Example educational uses:
- Wikis can be used for the creation of annotated reading lists by one or more teachers (see also social bookmarking below, for an alternative method for doing this).
- Wikis can be used in class projects, and are particularly suited to the incremental accretion of knowledge by a group, or production of collaboratively edited material, including material documenting group projects.
- Wikis can be used by teachers to supply scaffolding for writing activities – thus in a group project a teacher can supply page structure, hints as to desirable content, and then provide feedback on student generated content.
- Students can flag areas of the wiki that need attention, and provide feedback on each other’s writing.
Social bookmarking
A social bookmarking service provides users the ability to record (bookmark) web pages, and tag those records with significant words (tags) that describe the pages being recorded.

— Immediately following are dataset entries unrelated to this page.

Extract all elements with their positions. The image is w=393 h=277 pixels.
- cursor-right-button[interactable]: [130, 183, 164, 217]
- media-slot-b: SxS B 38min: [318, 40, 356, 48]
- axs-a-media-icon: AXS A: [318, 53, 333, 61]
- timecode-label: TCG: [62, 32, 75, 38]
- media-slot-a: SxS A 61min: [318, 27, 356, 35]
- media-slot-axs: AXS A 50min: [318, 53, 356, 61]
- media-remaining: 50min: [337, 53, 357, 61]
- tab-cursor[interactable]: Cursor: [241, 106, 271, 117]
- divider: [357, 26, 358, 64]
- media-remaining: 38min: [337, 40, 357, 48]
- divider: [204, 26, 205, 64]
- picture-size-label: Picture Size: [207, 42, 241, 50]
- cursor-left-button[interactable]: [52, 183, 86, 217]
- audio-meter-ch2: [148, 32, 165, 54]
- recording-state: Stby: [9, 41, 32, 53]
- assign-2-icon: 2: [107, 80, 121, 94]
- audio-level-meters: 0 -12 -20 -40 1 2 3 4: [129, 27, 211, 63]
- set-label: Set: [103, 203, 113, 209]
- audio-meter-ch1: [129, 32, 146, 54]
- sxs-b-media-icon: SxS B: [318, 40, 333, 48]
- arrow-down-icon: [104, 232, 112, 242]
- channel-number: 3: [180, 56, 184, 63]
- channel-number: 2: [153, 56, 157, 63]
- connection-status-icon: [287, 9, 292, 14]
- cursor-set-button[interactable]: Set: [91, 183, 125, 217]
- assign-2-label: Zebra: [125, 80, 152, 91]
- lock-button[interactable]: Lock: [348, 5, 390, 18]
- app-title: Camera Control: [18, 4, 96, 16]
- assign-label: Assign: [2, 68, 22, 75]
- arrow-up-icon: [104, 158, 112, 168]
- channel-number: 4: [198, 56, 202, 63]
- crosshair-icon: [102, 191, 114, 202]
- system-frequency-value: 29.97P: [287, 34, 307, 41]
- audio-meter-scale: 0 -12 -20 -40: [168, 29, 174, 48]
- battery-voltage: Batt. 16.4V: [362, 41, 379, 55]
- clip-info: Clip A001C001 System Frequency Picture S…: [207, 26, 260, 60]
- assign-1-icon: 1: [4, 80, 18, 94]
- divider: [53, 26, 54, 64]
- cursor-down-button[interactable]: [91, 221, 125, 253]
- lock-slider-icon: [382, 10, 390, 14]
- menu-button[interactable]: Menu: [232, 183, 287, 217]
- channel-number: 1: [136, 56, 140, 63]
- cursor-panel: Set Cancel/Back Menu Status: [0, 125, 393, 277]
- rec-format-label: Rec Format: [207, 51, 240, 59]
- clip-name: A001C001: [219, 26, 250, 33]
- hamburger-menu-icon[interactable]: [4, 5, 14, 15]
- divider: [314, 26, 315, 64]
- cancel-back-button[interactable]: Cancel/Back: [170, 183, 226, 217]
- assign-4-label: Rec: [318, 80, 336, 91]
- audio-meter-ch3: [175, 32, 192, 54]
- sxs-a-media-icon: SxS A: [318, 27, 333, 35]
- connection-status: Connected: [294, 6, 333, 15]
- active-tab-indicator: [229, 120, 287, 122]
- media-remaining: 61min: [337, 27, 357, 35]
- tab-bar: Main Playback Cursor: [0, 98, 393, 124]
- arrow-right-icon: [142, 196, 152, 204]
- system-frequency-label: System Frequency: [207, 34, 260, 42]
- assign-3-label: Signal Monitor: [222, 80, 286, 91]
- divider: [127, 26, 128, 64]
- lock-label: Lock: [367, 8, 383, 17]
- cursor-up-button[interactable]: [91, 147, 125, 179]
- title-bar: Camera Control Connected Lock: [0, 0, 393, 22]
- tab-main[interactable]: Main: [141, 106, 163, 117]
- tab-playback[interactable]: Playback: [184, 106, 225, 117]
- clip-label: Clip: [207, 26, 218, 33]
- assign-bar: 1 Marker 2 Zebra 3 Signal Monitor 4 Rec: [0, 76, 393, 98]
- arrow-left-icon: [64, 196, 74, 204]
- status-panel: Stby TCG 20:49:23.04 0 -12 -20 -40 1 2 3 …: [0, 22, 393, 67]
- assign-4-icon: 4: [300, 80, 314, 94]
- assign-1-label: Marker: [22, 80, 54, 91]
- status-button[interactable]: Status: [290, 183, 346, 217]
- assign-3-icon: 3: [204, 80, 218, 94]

Examples include del.icio.us[9] and Bibsonomy[10]. Over time users build up collections of records with common tags, and users can search for bookmarked items by likely tags. Since items have been deemed worthy of being bookmarked and classified with one or more tags, social bookmarking services can sometimes be more effective than search engines for finding Internet resources. Users can find other users who use the same tag and who are likely to be interested in the same topic(s). In some social bookmarking systems, users with common interests can be added to an individual’s own network to enable easy monitoring of the other users’ tagging activity for interesting items. Syndication (discussed below) can be used to monitor tagging activity by users, by tags or by both of these.
Examples educational uses:
- Teachers and learners can build up collections of resources, and with a little ingenuity can also use social bookmarking systems to bookmark resources that are not on the web.
- In this way it is easy to build up reading lists and resource lists. These may, with the use of multiple tags, be structured into sub-categories.
- Groups of users with a common interest can team together to use the same bookmarking service to bookmark items of common interest. If they have individual bookmarking accounts, they all need to use the same tag to identify their resources[11].
Media-sharing services
These services store user-contributed media, and allow users to search for and display content. Besides being a showcase for creative endeavour, these services can form valuable educational resources. Compelling examples include YouTube[12] (movies), iTunes[13] (podcasts and vidcasts), Flickr[14] (photos), Slideshare[15] (presentations), DeviantArt[16] (art work) and Scribd[17] (documents). The latter is particularly interesting as it provides the ability to upload documents in different formats and then, for accessibility, to choose different download formats, including computer-generated speech, which provides a breadth of affordances not found in traditional systems.